8. Is she still in love with her ex?
Does she still talk about him? Does she tell you how awful he is and how she can’t stand being around him? If she still gets angry or upset when she talks about her ex, chances are she still loves him. That’s just how it works. She doesn’t know why she ever got involved with him or how he’s the worse person she’s ever met, etc.At the same time she still has this undeniable love for him. It’s the same song in many different versions. Maybe it’s to convince you or perhaps to convince herself that she doesn’t love him anymore. But deep down inside, she really does. It’s just human nature to deny it!
9. Is there a spark in your relationship, as it was in the beginning?
It’s easy to get stuck in a relationship rut. What was once all weekends away, spontaneous sex and staying up all night dancing, drinking or talking about nothing can somehow transform into a relationship of routine.
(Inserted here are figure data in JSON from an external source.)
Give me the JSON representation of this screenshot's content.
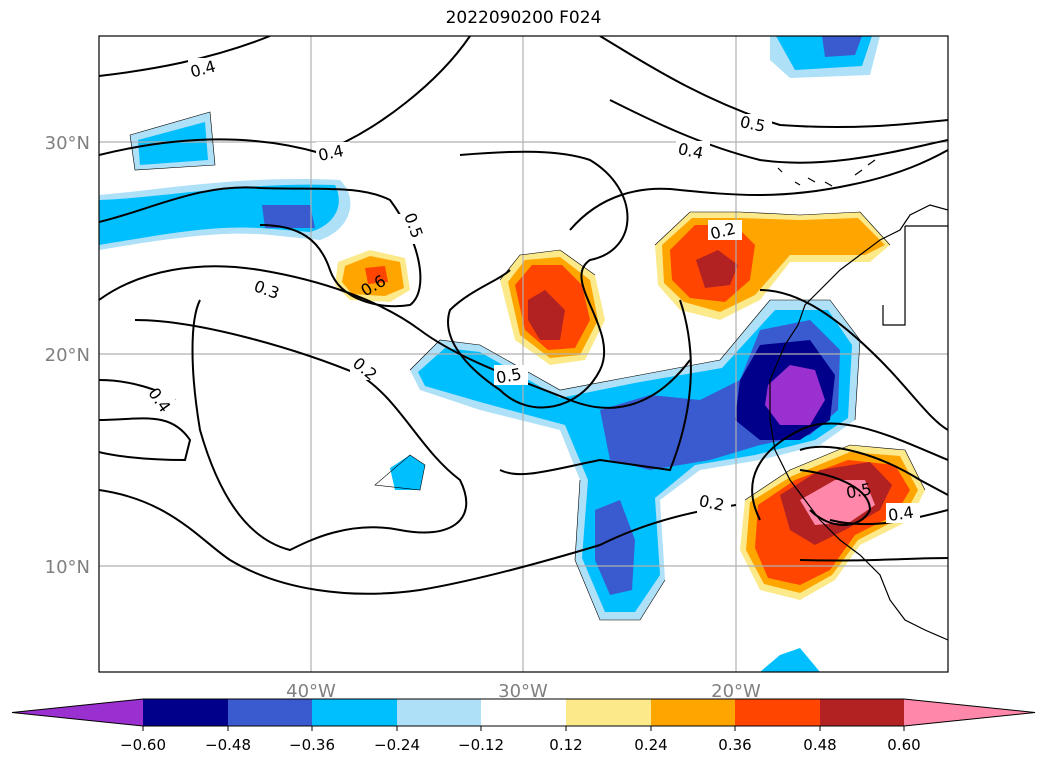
{
  "title": "2022090200 F024",
  "axes": {
    "lat_labels": [
      "30°N",
      "20°N",
      "10°N"
    ],
    "lon_labels": [
      "40°W",
      "30°W",
      "20°W"
    ]
  },
  "contour_labels": [
    "0.4",
    "0.4",
    "0.5",
    "0.4",
    "0.5",
    "0.6",
    "0.3",
    "0.2",
    "0.4",
    "0.5",
    "0.2",
    "0.2",
    "0.5",
    "0.4"
  ],
  "colorbar": {
    "ticks": [
      "−0.60",
      "−0.48",
      "−0.36",
      "−0.24",
      "−0.12",
      "0.12",
      "0.24",
      "0.36",
      "0.48",
      "0.60"
    ],
    "colors": [
      "#9b30d0",
      "#00008b",
      "#3a5bd0",
      "#00bfff",
      "#aee0f8",
      "#ffffff",
      "#fce98a",
      "#ffa500",
      "#ff4500",
      "#b22222",
      "#ff88aa"
    ]
  },
  "colors": {
    "gridline": "#b0b0b0",
    "contour": "#000000"
  }
}
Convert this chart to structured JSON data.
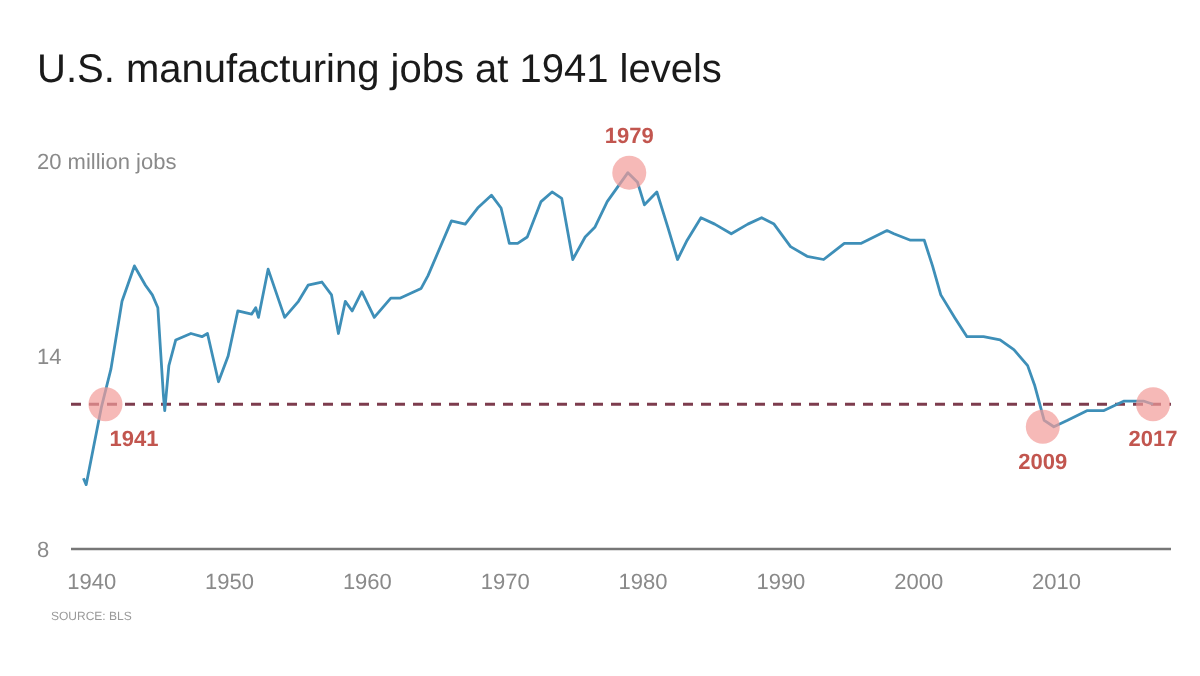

You may still love each other as much as you ever have done, but the spark and excitement in a relationship can fizzle out over time.
10. Do you still have feelings for her?
Many of them, despite not loving the person still stay in the relationship. Sometimes, you may not love her like you used to. Everything about your love and relationship has changed in the course of time. It’s been a while since you both first met, and life happens to everyone. That’s just the way it is. It’s totally okay to feel the way you are feeling right now. Some things are meant to be the way hey are and none can change it. You have to confess the way you feel about your girlfriend to her. No matter how hard it’s going to be you have to stay true to yourself, and it’s fine to not really love your girlfriend. Sometimes,
“TRUTH IS LIKE SURGERY IT HURTS, BUT IT CURES”
I must tell you that breakups are rarely easy but that it is nonetheless not a good idea to stay in a relationship because you are worried that your partner will be very distressed by the breakup. If you stay in a relationship because of your partner’s mental health issues you will become increasingly resentful and will become more and more distressed. The important factor when breaking up with a depressed and fragile partner is how you handle the breakup. I would advise you to speak to your girlfriend in a gentle and loving manner about your feelings. Help her get into therapy so that she has the support needed to deal with the breakup.